5.4. Os Últimos Dias de Judá

É que em 612 a.C. a Assíria teve seu império assaltado e sua capital destruída pelos medos e babilônios. Seu rei fugiu para Harã e resistiu ainda dois anos, com ajuda egípcia. Diz a Crônica Babilônica:

"No décimo sexto ano de Nabopolassar, no mês de ayyar, o rei da Babilônia mobilizou suas tropas e marchou contra a Assíria (...) No mês de arahsammu os medos vieram em auxílio do rei da Babilônia; eles uniram suas tropas e marcharam para Harã contra Assur-ubalit, que se tinha assentado no trono da Assíria"[3].

Em 610 a.C. o rei da Assíria é desalojado de Harã. Em 609 a.C. os assírios tentam, mais uma vez, tomar Harã. Sem sucesso. Os egípcios foram ajudá-los. Josias, rei de Judá, procura deter as forças egípcias em Meguido. É morto e levado para Jerusalém, com grande desolação para o povo. Josias tentava impedir a retomada do controle egípcio sobre a sua região. E faliu. Tinha 39 anos de idade.

Seu filho Joacaz sobe ao trono em 609 a.C., quando contava 23 anos de idade. Como assírios e egípcios nada conseguiram contra os babilônios, o faraó Necao II procurou consolidar seu poder na Palestina.

Chama Joacaz até seu quartel-general na Síria, depõe o azarado rei e deporta-o para o Egito. Coloca no trono de Judá o irmão de Joacaz, Joaquim, que tinha 25 anos de idade. Joacaz reinara três meses...

Judá passou então a pagar pesado tributo ao Egito, o que durou até 605 a.C., quando o rei babilônio Nabucodonosor derrotou as forças egípcias e desceu até a Palestina. Joaquim fez com ele um acordo e Judá não foi destruído.

Mas não durou nada. Em 600 a.C. Nabucodonosor tentou invadir o Egito e não conseguiu. Judá rebelou-se, acreditando na libertação. Seu erro foi fatal. Enquanto os babilônios marchavam para Jerusalém, morreu Joaquim (talvez assassinado), em dezembro de 598 a.C. e foi substituído por seu filho Joaquin, de 18 anos, que capitulou no dia 16 de março de 587 a.C.

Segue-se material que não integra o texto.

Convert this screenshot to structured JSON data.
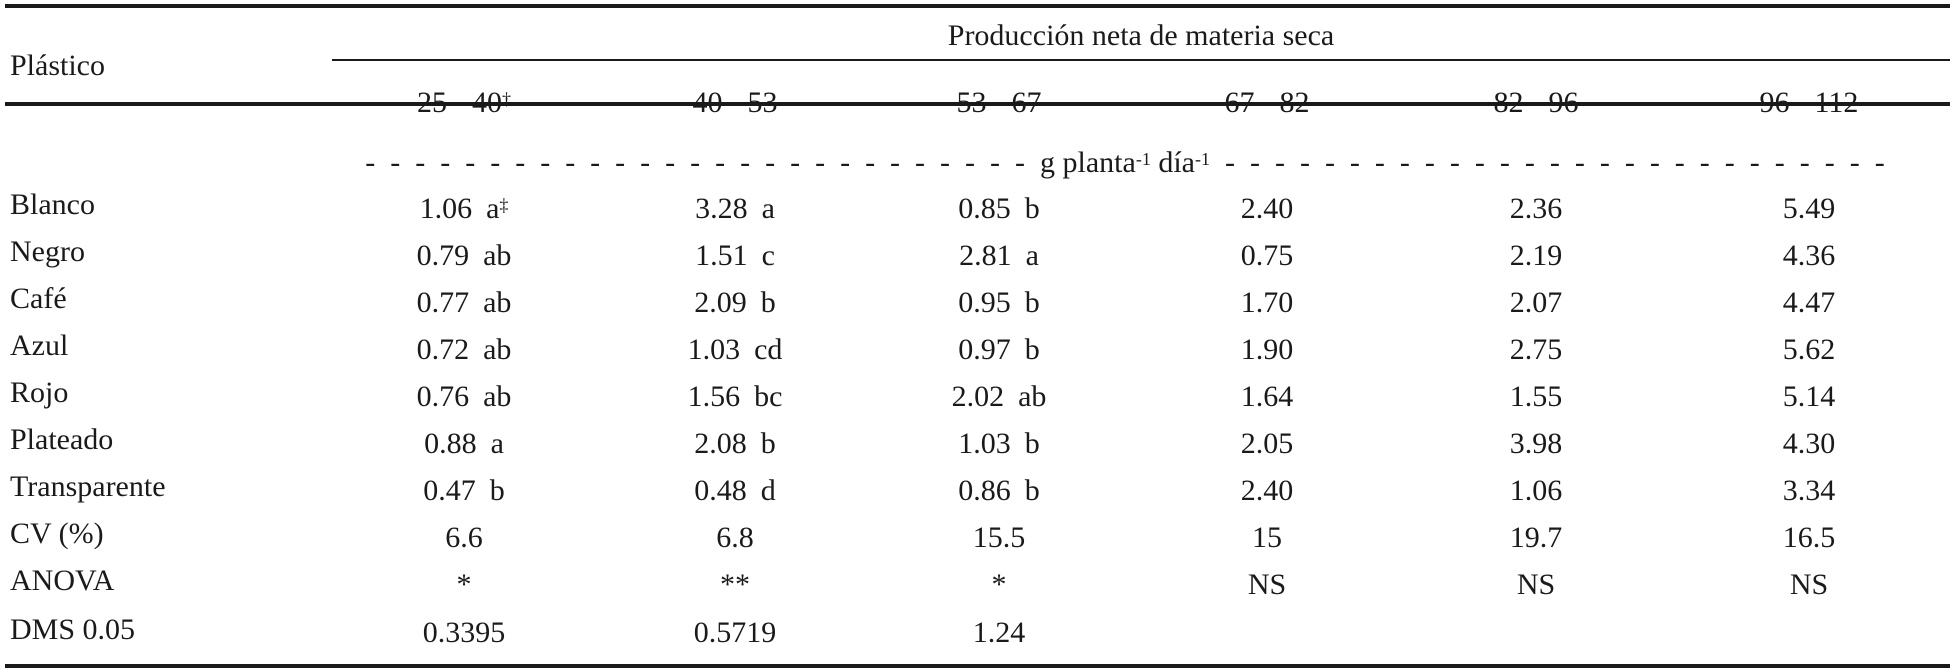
{
  "header": {
    "row_label": "Plástico",
    "group_title": "Producción neta de materia seca",
    "columns": [
      "25 - 40",
      "40 - 53",
      "53 - 67",
      "67 - 82",
      "82 - 96",
      "96 - 112"
    ],
    "first_column_mark": "†"
  },
  "units": {
    "prefix": "g planta",
    "exp1": "-1",
    "mid": " día",
    "exp2": "-1"
  },
  "rows": [
    {
      "label": "Blanco",
      "values": [
        "1.06",
        "3.28",
        "0.85",
        "2.40",
        "2.36",
        "5.49"
      ],
      "letters": [
        "a",
        "a",
        "b",
        "",
        "",
        ""
      ],
      "mark": "‡"
    },
    {
      "label": "Negro",
      "values": [
        "0.79",
        "1.51",
        "2.81",
        "0.75",
        "2.19",
        "4.36"
      ],
      "letters": [
        "ab",
        "c",
        "a",
        "",
        "",
        ""
      ]
    },
    {
      "label": "Café",
      "values": [
        "0.77",
        "2.09",
        "0.95",
        "1.70",
        "2.07",
        "4.47"
      ],
      "letters": [
        "ab",
        "b",
        "b",
        "",
        "",
        ""
      ]
    },
    {
      "label": "Azul",
      "values": [
        "0.72",
        "1.03",
        "0.97",
        "1.90",
        "2.75",
        "5.62"
      ],
      "letters": [
        "ab",
        "cd",
        "b",
        "",
        "",
        ""
      ]
    },
    {
      "label": "Rojo",
      "values": [
        "0.76",
        "1.56",
        "2.02",
        "1.64",
        "1.55",
        "5.14"
      ],
      "letters": [
        "ab",
        "bc",
        "ab",
        "",
        "",
        ""
      ]
    },
    {
      "label": "Plateado",
      "values": [
        "0.88",
        "2.08",
        "1.03",
        "2.05",
        "3.98",
        "4.30"
      ],
      "letters": [
        "a",
        "b",
        "b",
        "",
        "",
        ""
      ]
    },
    {
      "label": "Transparente",
      "values": [
        "0.47",
        "0.48",
        "0.86",
        "2.40",
        "1.06",
        "3.34"
      ],
      "letters": [
        "b",
        "d",
        "b",
        "",
        "",
        ""
      ]
    }
  ],
  "stats": [
    {
      "label": "CV (%)",
      "values": [
        "6.6",
        "6.8",
        "15.5",
        "15",
        "19.7",
        "16.5"
      ]
    },
    {
      "label": "ANOVA",
      "values": [
        "*",
        "**",
        "*",
        "NS",
        "NS",
        "NS"
      ]
    },
    {
      "label": "DMS 0.05",
      "values": [
        "0.3395",
        "0.5719",
        "1.24",
        "",
        "",
        ""
      ]
    }
  ]
}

O rei foi deportado para a Babilônia com a corte e toda a classe dirigente. Segundo a Crônica Babilônica

"No sétimo ano, no mês de kismilu [18.12.598-15.1.597], o rei da Babilônia mobilizou suas tropas e marchou para Hattu. Ele se estabeleceu na cidade de Judá e no mês de addar, no segundo dia [16.3.597], ele tomou a cidade; aprisionou o rei e colocou outro, de sua escolha, no lugar dele, e exigiu uma pesada renda que levou para a Babilônia"[4].

No lugar de Joaquin os babilônios deixaram o tio, Sedecias, então com 21 anos de idade. Judá estava mesmo arruinado. Com várias cidades destruídas, sua economia desorganizada e o melhor da nação exilado, pouco restava ao fraco Sedecias que pudesse ser feito.

Algumas tentativas de revolta foram abafadas. Finalmente, em 588 a.C., Judá começou uma clara rebelião contra a Babilônia, que o levou à destruição final.

Os babilônios destruíram, em 588 mesmo, as cidades fortificadas de Judá, assediando a desesperada Jerusalém em 587 a.C., no mês de janeiro.

Na fortaleza de Laquis, situada a 45 km a sudoeste de Jerusalém, numa estrada que leva ao Egito, foram encontrados, em 1935 e 1938, vinte e um óstraca. Testemunhos dramáticos da invasão babilônica de 588 a.C., os óstraca [pedaços de cerâmica sobre os quais se escrevia uma mensagem] falam do cerco, da situação crítica em que se encontram e das medidas tomadas[5].

Durante um breve período, o cerco de Jerusalém foi levantado: havia a esperança egípcia. Que não se concretizou. Finalmente, em 19 de julho de 586 a.C., Jerusalém cedeu.

Sedecias fugiu na direção de Amon. Não adiantou. Foi preso e levado diante de Nabucodonosor a Rebla, na Síria, assistiu à execução de seus filhos, foi cegado, acorrentado e levado para a Babilônia, onde morreu.

Em agosto, o comandante da guarda de Nabucodonosor entrou em Jerusalém, incendiou tudo, derrubou o Templo, as muralhas, levou as pessoas de maior destaque que executou em Rebla, diante de Nabucodonosor, enquanto deportava outro grupo para a Babilônia. Calcula-se que cerca de 4.600 homens da classe dirigente judaica tenham ido para o exílio. Somadas as mulheres e as crianças, seu número poderia chegar a quase vinte mil pessoas. A população restante, camponesa, foi deixada no país.

O debate atual sobre o exílio pode ser conferido aqui.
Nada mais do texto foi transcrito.